Critiqué par le roi Mohammed VI, lâché par son principal allié, le parti islamiste à la tête du gouvernement est sur une pente raide, moins de deux ans après son succès électoral dans la foulée du Printemps arabe.

Le discours du roi du Maroc à l’occasion de la Fête du trône s’est caractérisé par un soutien au gouvernement Benkirane. Mais celui du 60e anniversaire de la révolution du roi et du peuple, prononcé après l’affaire du Danielgate, a été bien plus critique à l’égard du gouvernement. Porté par le souffle du changement en Tunisie et en Egypte, le Parti justice et développement (PJD), jusque-là cantonné dans l’opposition, avait remporté les législatives de fin 2011 au Maroc.

Faute de majorité, son chef, Abdelilah Benkirane, avait dû former une coalition hétéroclite, mais ce succès, précédé de l’adoption d’une constitution devant accroître les pouvoirs du gouvernement, avait suscité de nombreux espoirs.

Des critiques en rafale

Deux ans plus tard, l’atmosphère a sensiblement changé. Les critiques se font plus acerbes et portent notamment sur l’absence de mise en oeuvre de réformes sociales urgentes et sur la situation financière du royaume, où la dette a dépassé l’an dernier les 7% du PIB. Deux points qui constituaient pourtant le coeur de la campagne du PJD.

« De nombreux indices laissent penser que la chute du gouvernement islamiste n’est plus qu’une question de temps », a même avancé le quotidien Akhbar al-Yaoum. Les ennuis du PJD ont réellement commencé en mai lorsque le parti de l’indépendance et la deuxième force de la coalition, l’Istiqlal, a annoncé son retrait. Par ailleurs, le pouvoir est, à l’heure qu’il est, toujours dans l’impossibilité de reformer une quelconque coalition…
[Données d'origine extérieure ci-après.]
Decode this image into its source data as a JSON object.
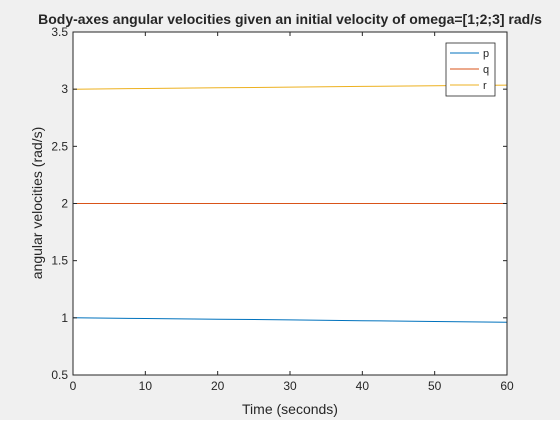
{
  "chart_data": {
    "type": "line",
    "title": "Body-axes angular velocities given an initial velocity of omega=[1;2;3] rad/s",
    "xlabel": "Time (seconds)",
    "ylabel": "angular velocities (rad/s)",
    "xlim": [
      0,
      60
    ],
    "ylim": [
      0.5,
      3.5
    ],
    "xticks": [
      "0",
      "10",
      "20",
      "30",
      "40",
      "50",
      "60"
    ],
    "yticks": [
      "0.5",
      "1",
      "1.5",
      "2",
      "2.5",
      "3",
      "3.5"
    ],
    "grid": false,
    "legend_position": "top-right",
    "series": [
      {
        "name": "p",
        "color": "#0072bd",
        "x": [
          0,
          10,
          20,
          30,
          40,
          50,
          60
        ],
        "values": [
          1.0,
          0.994,
          0.988,
          0.982,
          0.975,
          0.968,
          0.962
        ]
      },
      {
        "name": "q",
        "color": "#d95319",
        "x": [
          0,
          10,
          20,
          30,
          40,
          50,
          60
        ],
        "values": [
          2.0,
          2.0,
          2.0,
          2.0,
          2.0,
          2.0,
          2.0
        ]
      },
      {
        "name": "r",
        "color": "#edb120",
        "x": [
          0,
          10,
          20,
          30,
          40,
          50,
          60
        ],
        "values": [
          3.0,
          3.006,
          3.012,
          3.018,
          3.024,
          3.03,
          3.036
        ]
      }
    ]
  }
}
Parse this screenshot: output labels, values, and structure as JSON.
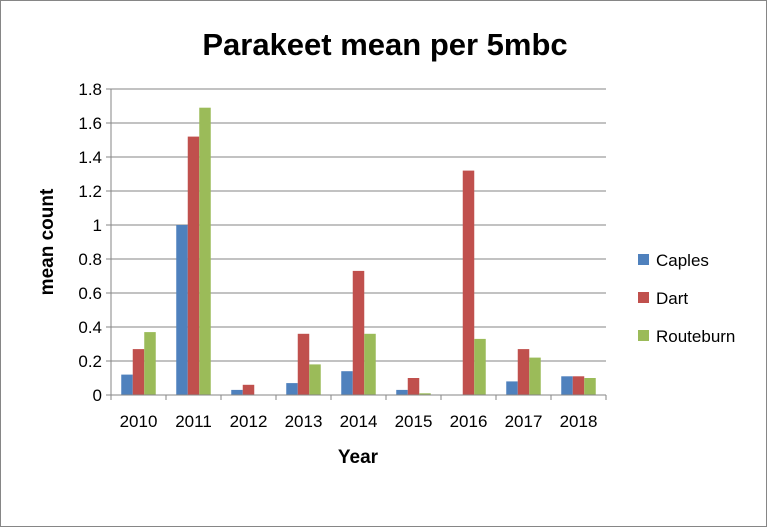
{
  "chart_data": {
    "type": "bar",
    "title": "Parakeet mean per 5mbc",
    "xlabel": "Year",
    "ylabel": "mean count",
    "categories": [
      "2010",
      "2011",
      "2012",
      "2013",
      "2014",
      "2015",
      "2016",
      "2017",
      "2018"
    ],
    "series": [
      {
        "name": "Caples",
        "color": "#4f81bd",
        "values": [
          0.12,
          1.0,
          0.03,
          0.07,
          0.14,
          0.03,
          0.0,
          0.08,
          0.11
        ]
      },
      {
        "name": "Dart",
        "color": "#c0504d",
        "values": [
          0.27,
          1.52,
          0.06,
          0.36,
          0.73,
          0.1,
          1.32,
          0.27,
          0.11
        ]
      },
      {
        "name": "Routeburn",
        "color": "#9bbb59",
        "values": [
          0.37,
          1.69,
          0.0,
          0.18,
          0.36,
          0.01,
          0.33,
          0.22,
          0.1
        ]
      }
    ],
    "ylim": [
      0,
      1.8
    ],
    "yticks": [
      "0",
      "0.2",
      "0.4",
      "0.6",
      "0.8",
      "1",
      "1.2",
      "1.4",
      "1.6",
      "1.8"
    ],
    "grid": true,
    "legend_position": "right"
  }
}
Le désamour du PJD et du roi

Dans son premier discours, du 20 août, depuis la retentissante affaire de la grâce royale accordée par erreur à un pédophile espagnol, Mohammed VI a explicitement visé le gouvernement, dénonçant sa politique éducative. Ces critiques ont fait grincer des dents au sein du parti d’autant plus que la presse ne mâche pas ses mots. « Depuis fin 2011, nous avons eu l’approximation et l’amateurisme aux commandes », a récemment asséné le quotidien L’Economiste.

Le PJD courbe l’échine

Le premier ministre Abdelilah Benkirane, soucieux d’éviter tout conflit public avec le souverain, a encaissé en silence.
« Le roi est au-dessus de nous. Notre combat est plutôt avec les forces tyranniques qui veulent mettre la main sur les richesses du pays », a-t-il déclaré, s’en prenant à son ex-allié de l’Istiqlal mais aussi au Parti « authenticité et modernité » (PAM), fondé en 2008 par…un proche du roi.

Le parti islamiste fébrile, sur fond de crise en Tunisie

Le printemps arabe et son lot de promesses n’est plus ce qu’il était. Les partis islamistes, alors en pleine gloire, essuient de plus en plus de revers. Pour le politologue Mohamed Tozy, cette conjoncture régionale joue effectivement « en défaveur du PJD dans la mesure où il l’oblige à relativiser l’argument du « triomphe électoral » comme source permanente de légitimité. « Ce que les islamistes découvrent partout, c’est que le peuple est versatile: même si on lui vend un programme sur une base religieuse, il est rattrapé par le quotidien et peut changer de camp », explique-t-il.

Au Maroc, le premier ministre Benkirane peut encore s’appuyer sur une relative popularité. Il se plie néanmoins aux ordres du souverain du royaume en déclarant: « Si j’échoue à former une nouvelle majorité, je reviendrai vers sa Majesté qui garde toute latitude pour prendre la décision adéquate », dans la perspective d’éventuelles élections anticipées.